この方式であれば、既存顧客との関係を損ねるリスクを抑えながら、営業担当が抱えきれない件数のフォローを補うことができる。
顧客体験を損なわない工夫
既存顧客は「また営業か」という反応をしやすい層でもある。営業代行に依頼する場合は、売り込み色を抑え、あくまで利用状況の確認や満足度のヒアリングとして設計することが重要になる。トークスクリプトの初版段階から、この温度感を代行会社とすり合わせておきたい。
よくある質問
Q. アップセル提案全体を営業代行に任せることはできますか。 A. ヒアリングやアポ設定までは任せやすいが、実際の提案とクロージングは自社担当が担う分業が現実的とされる。
Q. どのタイミングでアップセルを打診するのが適切ですか。 A. 契約更新の少し前や、利用が安定して活用度が上がってきた時期が一つの目安とされる。
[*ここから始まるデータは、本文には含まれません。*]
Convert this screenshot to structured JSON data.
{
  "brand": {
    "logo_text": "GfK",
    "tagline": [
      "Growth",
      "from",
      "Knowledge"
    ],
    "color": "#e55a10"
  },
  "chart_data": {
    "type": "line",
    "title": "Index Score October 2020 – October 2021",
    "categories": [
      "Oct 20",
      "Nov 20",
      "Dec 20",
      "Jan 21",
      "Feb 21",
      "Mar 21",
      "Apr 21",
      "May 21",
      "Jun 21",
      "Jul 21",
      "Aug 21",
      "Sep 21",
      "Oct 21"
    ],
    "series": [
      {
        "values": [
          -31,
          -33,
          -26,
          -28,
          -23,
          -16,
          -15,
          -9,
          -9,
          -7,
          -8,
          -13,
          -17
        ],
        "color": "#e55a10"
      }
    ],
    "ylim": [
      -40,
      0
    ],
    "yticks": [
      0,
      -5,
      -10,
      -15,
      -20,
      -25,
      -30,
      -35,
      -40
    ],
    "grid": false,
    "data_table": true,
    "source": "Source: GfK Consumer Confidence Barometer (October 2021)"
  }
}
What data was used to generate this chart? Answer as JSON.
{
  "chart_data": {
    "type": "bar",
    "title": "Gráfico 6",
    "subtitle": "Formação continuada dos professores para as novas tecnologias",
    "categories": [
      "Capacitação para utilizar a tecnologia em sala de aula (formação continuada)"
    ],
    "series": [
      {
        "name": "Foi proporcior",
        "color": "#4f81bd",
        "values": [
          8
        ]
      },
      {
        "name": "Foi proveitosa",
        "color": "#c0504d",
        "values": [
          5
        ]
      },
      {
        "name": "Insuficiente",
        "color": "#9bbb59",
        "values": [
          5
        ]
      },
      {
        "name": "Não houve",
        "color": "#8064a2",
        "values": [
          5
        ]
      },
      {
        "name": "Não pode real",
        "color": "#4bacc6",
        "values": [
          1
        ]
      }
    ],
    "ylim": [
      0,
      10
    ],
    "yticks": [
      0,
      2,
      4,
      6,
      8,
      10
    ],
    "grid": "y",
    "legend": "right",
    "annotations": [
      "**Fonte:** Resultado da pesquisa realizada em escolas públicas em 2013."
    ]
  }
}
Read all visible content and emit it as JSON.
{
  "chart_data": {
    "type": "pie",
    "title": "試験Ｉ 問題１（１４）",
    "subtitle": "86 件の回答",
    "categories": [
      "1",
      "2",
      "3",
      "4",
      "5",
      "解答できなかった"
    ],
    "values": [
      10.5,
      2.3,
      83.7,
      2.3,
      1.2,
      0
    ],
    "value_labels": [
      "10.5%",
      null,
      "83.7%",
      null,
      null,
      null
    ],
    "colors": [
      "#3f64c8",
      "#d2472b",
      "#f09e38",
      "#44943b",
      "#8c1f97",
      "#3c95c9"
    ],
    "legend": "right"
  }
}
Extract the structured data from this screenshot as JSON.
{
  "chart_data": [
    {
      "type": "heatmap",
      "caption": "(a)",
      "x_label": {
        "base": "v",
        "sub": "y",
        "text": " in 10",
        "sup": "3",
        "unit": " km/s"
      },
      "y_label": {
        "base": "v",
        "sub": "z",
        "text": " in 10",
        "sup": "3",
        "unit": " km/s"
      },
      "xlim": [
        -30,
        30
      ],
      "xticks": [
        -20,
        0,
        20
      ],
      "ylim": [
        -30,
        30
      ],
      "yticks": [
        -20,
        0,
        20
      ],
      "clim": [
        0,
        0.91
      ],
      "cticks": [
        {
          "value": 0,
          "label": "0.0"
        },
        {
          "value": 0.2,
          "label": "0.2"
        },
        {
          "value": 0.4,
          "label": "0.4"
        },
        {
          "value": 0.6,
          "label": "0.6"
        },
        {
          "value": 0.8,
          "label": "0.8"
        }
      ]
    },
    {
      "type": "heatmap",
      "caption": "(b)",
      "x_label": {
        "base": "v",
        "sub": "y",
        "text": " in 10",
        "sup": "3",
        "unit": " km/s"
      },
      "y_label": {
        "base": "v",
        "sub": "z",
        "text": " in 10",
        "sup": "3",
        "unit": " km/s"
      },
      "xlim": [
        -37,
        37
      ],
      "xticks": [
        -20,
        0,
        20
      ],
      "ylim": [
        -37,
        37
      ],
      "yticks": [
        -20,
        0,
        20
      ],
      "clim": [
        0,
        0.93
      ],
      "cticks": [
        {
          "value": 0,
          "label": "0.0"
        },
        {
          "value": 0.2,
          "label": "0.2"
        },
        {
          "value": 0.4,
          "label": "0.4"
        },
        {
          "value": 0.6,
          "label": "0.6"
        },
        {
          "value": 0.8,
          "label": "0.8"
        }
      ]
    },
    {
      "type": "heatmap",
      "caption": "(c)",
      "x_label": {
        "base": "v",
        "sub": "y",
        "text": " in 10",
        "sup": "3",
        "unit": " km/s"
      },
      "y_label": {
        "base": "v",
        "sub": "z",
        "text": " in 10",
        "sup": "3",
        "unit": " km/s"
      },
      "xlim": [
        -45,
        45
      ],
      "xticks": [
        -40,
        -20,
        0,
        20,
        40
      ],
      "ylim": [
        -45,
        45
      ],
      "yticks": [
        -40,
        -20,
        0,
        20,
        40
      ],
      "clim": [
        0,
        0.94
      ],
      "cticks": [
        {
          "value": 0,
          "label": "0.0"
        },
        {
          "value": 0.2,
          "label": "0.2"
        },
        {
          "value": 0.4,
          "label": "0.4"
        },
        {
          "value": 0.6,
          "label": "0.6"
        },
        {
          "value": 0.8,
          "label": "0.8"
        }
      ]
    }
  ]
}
Q. 既存顧客への架電で警戒されないためのコツはありますか。 A. 提案を急がず、まず利用状況の確認や困りごとのヒアリングから入る設計が有効とされる。
Q. アップセル候補の抽出は営業代行でもできますか。 A. 社内の利用データが必要なため、抽出自体は自社で行い、架電のみ代行するケースが多い。